Des allées en asphalte et des pierres tombales disposées de part et d'autre. Cela ressemble à un cimetière comme un autre, sauf que sous chaque tombe, il y a des caveaux souterrains et sous chaque allée il y a une galerie souterraine.

Guy Bouvy est le responsable des cimetières brainois :

"Au-dessus de nous, c’est l’allée qui a été faite en asphalte et de chaque côté vous avez les loges pour inhumer".

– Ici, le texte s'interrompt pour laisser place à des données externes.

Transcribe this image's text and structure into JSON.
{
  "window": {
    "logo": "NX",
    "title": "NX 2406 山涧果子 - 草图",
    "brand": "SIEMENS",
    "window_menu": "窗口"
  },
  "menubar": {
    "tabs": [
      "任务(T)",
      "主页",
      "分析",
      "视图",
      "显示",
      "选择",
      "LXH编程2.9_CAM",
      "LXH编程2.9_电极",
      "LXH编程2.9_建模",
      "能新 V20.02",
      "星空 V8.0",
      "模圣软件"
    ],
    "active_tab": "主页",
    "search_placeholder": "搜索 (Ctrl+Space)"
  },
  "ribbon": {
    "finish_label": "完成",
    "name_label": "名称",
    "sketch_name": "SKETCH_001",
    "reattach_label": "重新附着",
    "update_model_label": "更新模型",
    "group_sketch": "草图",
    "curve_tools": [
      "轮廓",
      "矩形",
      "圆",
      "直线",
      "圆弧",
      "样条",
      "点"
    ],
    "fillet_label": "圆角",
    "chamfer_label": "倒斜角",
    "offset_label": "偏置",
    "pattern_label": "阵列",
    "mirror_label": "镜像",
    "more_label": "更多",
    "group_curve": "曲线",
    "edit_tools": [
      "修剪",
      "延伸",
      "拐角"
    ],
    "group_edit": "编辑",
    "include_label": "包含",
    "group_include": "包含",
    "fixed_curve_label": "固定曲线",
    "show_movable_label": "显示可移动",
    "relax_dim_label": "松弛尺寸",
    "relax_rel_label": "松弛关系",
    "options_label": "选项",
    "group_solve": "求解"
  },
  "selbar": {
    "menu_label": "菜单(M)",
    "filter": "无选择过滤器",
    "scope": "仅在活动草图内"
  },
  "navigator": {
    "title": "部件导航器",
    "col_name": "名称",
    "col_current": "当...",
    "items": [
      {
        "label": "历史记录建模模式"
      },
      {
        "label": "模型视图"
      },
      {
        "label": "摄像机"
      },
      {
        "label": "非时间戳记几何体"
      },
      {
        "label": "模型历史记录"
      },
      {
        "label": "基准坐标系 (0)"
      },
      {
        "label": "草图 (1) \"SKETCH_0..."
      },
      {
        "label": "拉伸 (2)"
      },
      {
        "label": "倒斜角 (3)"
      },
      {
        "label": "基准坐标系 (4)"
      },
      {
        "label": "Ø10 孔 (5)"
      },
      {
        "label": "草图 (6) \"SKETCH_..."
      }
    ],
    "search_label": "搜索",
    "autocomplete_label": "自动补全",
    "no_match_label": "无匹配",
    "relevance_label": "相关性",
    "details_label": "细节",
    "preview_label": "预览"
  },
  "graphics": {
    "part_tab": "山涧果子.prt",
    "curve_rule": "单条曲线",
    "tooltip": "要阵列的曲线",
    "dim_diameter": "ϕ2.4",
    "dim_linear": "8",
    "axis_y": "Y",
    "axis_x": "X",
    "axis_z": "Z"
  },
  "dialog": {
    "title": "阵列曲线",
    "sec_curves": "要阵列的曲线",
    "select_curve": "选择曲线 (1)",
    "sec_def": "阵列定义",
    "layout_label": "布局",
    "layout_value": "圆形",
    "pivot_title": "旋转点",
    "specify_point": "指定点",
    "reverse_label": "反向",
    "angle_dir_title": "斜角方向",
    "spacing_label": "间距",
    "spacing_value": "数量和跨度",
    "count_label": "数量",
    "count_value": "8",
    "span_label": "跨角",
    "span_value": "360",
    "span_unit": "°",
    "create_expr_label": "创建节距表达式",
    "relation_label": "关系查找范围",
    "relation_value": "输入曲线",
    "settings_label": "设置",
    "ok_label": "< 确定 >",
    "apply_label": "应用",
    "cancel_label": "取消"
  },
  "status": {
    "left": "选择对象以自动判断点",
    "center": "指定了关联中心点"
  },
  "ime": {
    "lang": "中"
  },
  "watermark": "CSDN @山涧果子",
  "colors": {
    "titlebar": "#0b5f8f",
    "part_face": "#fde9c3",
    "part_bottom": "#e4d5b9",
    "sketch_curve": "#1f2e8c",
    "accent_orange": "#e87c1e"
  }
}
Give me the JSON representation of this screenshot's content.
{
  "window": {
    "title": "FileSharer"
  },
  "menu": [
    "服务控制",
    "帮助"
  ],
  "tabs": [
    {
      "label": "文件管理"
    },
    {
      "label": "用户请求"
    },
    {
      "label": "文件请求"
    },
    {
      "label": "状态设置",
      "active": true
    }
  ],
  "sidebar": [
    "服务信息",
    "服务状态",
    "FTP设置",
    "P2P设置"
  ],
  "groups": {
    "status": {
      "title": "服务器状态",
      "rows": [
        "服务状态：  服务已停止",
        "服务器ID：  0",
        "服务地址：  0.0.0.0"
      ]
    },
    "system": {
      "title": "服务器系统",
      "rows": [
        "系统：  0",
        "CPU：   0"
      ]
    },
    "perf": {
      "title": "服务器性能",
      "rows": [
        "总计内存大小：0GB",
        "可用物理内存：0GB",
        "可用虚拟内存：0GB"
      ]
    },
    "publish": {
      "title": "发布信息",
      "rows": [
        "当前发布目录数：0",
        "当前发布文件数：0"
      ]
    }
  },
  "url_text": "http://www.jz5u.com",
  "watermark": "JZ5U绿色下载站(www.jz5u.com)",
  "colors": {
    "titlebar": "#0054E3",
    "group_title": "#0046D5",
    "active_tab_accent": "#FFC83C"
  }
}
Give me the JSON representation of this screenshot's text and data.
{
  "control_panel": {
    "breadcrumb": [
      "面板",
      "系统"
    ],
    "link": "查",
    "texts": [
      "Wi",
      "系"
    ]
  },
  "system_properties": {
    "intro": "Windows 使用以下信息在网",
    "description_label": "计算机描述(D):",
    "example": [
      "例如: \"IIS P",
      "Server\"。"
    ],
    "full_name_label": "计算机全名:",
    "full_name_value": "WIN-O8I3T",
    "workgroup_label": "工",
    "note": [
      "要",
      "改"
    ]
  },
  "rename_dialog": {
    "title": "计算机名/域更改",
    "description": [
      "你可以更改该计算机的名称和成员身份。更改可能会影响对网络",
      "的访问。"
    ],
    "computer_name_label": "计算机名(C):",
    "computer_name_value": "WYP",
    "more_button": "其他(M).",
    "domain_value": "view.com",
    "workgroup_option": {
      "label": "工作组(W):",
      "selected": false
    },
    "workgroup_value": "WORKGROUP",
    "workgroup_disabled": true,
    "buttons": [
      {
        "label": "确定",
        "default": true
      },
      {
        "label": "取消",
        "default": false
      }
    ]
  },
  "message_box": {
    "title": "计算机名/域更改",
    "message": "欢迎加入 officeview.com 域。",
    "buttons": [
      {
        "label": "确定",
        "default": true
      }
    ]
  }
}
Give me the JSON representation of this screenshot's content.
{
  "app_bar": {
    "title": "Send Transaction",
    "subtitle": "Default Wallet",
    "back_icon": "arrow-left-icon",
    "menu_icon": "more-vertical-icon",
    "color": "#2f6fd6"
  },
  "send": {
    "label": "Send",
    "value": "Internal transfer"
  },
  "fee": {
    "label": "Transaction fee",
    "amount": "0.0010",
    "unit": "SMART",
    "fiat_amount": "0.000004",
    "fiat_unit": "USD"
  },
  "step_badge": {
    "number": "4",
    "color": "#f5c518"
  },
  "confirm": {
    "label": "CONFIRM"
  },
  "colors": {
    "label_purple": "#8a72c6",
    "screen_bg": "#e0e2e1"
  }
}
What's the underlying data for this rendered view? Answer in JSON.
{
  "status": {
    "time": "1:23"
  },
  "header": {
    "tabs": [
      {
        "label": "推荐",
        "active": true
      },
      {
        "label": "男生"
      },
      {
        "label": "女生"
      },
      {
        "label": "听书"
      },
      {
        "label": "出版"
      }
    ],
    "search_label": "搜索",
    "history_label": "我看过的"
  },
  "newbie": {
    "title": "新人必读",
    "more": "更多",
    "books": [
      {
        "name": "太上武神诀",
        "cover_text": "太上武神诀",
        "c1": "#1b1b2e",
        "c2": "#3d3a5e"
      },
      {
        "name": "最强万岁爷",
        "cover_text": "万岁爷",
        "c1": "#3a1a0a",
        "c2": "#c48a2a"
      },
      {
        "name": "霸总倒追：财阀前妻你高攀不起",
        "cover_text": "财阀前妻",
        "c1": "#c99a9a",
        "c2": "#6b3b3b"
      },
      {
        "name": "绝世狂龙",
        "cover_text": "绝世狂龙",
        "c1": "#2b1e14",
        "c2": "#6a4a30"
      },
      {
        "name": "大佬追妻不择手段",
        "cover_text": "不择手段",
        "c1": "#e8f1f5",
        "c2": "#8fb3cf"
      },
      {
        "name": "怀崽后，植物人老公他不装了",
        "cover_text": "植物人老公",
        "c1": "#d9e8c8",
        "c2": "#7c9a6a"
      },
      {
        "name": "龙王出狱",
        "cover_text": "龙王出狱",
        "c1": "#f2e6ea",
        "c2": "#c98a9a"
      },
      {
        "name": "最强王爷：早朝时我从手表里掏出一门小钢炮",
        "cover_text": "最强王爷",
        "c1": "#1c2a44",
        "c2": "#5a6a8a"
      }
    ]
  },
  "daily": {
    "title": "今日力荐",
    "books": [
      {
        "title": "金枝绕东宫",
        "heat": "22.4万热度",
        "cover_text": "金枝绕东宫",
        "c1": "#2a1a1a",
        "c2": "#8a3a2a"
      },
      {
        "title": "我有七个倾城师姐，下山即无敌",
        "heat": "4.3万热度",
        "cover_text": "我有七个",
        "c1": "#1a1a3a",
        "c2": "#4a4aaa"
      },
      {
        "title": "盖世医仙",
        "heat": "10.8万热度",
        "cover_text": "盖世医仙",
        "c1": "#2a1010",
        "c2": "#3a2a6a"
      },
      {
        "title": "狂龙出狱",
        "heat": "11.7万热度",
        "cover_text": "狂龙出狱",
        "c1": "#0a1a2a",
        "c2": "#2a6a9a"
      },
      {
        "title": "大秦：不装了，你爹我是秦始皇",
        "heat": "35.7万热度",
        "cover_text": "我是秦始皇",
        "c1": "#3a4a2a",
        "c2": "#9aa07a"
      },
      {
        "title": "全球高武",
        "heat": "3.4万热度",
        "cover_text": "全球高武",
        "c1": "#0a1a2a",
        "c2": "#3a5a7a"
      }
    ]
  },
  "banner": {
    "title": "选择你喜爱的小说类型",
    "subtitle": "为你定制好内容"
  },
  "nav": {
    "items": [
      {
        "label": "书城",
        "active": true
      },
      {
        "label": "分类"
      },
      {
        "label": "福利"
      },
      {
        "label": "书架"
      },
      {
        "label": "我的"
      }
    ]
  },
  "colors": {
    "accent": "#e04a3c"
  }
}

Des centaines de mètres de longs couloirs en béton, éclairés par une lumière blafarde. De chaque côté deux ou trois loges superposées en béton, d'une profondeur de 2 mètres 40. On descend le cercueil par une ouverture avant de l'acheminer vers sa dernière demeure.

"Une fois qu’on l’a descendu, on vient avec le cercueil jusqu’à l’endroit du caveau. On dépose le cercueil dans la loge, on referme la dalle en béton et après on rejointoie pour qu’il n’y ait pas d’odeur".

Il y a d'autres mesures qui sont à respecter pour reposer dans les catacombes de Braine-l'Alleud. Un cercueil en zinc dans un cercueil en bois hermétiquement fermé est obligatoire.

Ces galeries funéraires ont été construites la fin des années soixante pour faire face au problème de places dans les cimetières. Pari réussi, dans les catacombes brainoises, il reste encore de la place pour une dizaine d'années.